Ground truth for indoor datasets

As already explained here, indoor datasets from Rawseeds include two kinds of ground truth: executive drawings and robot trajectory. To reconstruct the trajectory of the robot through the explored environment, we used two separate systems:

  • a system based on industrial cameras, visual tags mounted on the robot, and ad hoc software
  • a system using a set of Laser Range Finders andad hoc software, used to localize a rectangular hull mounted on the robot

Both systems were set up to cover a subset of the explored environment (we called that region of space the “GT area”). The two trajectory-reconstruction systems worked independently one from the other (and from the sensor systems on board of the robot). Off-line, their recorded outputs were combined to generate a third stream of ground truth data with still lower error. Such combined data stream, describing the trajectory of the robot whenever it traversed the GT area, is the final one, supplied as ground truth with Rawseeds’ datasets.

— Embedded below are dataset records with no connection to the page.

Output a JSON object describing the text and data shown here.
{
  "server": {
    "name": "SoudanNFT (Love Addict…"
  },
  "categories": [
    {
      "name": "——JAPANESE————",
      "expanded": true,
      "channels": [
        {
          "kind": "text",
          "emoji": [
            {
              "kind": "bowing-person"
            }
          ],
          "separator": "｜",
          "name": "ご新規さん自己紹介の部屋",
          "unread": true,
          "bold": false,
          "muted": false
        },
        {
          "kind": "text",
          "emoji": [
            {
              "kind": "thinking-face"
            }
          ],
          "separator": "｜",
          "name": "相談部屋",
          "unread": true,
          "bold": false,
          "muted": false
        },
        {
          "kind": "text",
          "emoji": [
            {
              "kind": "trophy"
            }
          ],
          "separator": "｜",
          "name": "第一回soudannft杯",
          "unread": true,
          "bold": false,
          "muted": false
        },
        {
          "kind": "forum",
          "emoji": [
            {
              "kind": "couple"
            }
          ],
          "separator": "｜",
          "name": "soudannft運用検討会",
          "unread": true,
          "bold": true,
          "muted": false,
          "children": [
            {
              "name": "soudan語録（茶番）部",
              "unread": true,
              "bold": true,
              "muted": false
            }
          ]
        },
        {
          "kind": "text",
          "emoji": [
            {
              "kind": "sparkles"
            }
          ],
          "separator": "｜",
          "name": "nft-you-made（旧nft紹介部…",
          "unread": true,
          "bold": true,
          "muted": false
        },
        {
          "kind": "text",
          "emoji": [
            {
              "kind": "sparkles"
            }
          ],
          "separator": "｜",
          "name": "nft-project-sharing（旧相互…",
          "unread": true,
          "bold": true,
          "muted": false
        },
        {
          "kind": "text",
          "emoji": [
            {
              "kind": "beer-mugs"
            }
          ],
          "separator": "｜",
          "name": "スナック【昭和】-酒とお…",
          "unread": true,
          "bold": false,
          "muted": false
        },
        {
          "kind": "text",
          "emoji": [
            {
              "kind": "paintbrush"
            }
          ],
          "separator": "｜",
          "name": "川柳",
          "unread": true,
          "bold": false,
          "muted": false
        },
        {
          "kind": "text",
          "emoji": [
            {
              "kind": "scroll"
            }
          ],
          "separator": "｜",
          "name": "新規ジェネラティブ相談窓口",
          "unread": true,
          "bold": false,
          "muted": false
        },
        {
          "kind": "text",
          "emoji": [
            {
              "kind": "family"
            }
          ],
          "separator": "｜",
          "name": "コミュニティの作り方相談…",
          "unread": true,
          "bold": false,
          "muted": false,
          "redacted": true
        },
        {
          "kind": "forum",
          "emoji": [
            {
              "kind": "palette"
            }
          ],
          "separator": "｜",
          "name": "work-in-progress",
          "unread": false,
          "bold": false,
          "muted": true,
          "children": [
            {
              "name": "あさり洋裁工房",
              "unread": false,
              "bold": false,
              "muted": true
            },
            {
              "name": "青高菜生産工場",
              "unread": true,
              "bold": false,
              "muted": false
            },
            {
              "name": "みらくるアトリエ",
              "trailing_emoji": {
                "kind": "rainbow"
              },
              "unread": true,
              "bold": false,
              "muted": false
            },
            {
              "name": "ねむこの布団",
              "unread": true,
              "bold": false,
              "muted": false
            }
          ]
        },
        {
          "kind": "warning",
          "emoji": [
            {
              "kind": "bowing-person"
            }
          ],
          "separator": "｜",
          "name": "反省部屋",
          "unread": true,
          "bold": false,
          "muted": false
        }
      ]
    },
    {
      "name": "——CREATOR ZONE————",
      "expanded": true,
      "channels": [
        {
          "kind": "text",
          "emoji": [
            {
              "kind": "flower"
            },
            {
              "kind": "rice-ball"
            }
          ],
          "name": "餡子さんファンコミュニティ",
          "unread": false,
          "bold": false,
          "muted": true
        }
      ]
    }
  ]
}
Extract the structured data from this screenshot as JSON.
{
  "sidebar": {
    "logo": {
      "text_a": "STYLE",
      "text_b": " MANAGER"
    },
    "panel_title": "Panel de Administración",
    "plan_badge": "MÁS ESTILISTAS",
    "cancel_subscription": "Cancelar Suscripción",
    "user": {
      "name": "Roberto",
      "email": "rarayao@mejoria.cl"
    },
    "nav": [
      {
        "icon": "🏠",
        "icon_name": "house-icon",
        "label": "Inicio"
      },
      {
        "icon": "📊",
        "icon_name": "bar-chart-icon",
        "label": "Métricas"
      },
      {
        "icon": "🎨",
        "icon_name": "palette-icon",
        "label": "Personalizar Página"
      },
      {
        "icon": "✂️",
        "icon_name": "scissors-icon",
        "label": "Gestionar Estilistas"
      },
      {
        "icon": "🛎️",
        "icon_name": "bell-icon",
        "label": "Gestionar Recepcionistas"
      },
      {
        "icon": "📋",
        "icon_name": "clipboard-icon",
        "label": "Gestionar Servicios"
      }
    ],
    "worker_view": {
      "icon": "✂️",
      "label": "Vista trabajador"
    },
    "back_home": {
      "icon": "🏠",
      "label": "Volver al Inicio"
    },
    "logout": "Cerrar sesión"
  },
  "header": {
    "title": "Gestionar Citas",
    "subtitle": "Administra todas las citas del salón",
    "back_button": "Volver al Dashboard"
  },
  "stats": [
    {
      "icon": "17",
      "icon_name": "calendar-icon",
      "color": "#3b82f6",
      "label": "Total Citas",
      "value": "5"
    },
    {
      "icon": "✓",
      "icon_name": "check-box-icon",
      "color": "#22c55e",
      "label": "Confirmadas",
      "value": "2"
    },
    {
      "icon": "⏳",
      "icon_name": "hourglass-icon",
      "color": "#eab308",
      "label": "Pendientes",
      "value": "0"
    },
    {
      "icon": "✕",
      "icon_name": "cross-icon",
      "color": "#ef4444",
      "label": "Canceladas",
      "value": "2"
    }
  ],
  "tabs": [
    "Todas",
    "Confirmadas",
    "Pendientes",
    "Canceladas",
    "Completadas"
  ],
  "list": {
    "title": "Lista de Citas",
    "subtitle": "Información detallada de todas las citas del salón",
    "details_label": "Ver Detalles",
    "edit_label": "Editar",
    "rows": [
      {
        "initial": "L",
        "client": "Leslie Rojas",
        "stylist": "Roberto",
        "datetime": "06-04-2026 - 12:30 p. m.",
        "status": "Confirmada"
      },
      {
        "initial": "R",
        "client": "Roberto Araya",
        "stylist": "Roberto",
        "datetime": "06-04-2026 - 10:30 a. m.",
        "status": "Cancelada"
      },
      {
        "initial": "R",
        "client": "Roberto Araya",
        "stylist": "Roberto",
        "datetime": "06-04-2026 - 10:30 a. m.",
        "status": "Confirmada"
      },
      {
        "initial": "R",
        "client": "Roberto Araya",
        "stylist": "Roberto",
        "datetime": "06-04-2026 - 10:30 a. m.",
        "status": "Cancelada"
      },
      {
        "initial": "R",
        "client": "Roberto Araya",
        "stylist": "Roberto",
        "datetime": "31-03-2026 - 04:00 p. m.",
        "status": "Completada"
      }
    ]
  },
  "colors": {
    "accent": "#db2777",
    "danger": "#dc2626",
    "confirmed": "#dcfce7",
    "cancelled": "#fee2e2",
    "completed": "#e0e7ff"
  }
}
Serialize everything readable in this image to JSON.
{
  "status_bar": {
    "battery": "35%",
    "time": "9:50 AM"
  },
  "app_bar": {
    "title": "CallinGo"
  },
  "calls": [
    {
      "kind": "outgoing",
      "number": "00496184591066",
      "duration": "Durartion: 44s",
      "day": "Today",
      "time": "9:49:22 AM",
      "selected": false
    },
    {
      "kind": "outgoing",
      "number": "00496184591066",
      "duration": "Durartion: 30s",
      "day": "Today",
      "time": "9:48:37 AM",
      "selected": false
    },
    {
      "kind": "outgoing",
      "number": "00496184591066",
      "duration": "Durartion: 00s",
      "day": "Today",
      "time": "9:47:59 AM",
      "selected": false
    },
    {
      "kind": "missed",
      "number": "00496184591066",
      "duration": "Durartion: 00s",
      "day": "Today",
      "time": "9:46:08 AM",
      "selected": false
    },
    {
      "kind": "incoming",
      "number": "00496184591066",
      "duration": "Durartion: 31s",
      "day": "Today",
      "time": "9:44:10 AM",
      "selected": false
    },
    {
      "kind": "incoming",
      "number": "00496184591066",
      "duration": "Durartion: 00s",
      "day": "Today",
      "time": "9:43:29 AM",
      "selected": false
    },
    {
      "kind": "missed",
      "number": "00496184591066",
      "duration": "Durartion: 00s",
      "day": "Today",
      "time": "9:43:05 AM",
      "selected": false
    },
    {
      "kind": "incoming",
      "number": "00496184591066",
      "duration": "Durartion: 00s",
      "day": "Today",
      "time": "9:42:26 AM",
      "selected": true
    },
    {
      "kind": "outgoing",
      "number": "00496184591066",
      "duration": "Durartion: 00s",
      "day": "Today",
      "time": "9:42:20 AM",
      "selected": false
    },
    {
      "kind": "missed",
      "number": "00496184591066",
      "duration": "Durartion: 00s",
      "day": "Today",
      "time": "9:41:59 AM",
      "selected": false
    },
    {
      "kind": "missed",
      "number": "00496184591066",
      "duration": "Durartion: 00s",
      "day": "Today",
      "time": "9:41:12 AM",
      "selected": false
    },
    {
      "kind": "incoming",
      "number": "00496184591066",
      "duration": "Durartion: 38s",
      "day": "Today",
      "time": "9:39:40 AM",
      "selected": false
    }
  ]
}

The vision-based ground truth collection system was based on a multiple-camera GigE Vision system composed of Prosilica GC-series cameras, a Linux-based PC running custom software and a Gigabit Ethernet switch to concentrate all the vision data on a single network link to the PC. The LRF-based system used well-established Sick LMS200 sensors, and again a Linux-based PC running custom software.

A quantitative analysis of the performance of Rawseeds’ indoor trajectory reconstruction setup can be found in Deliverable D2.1 – part 2.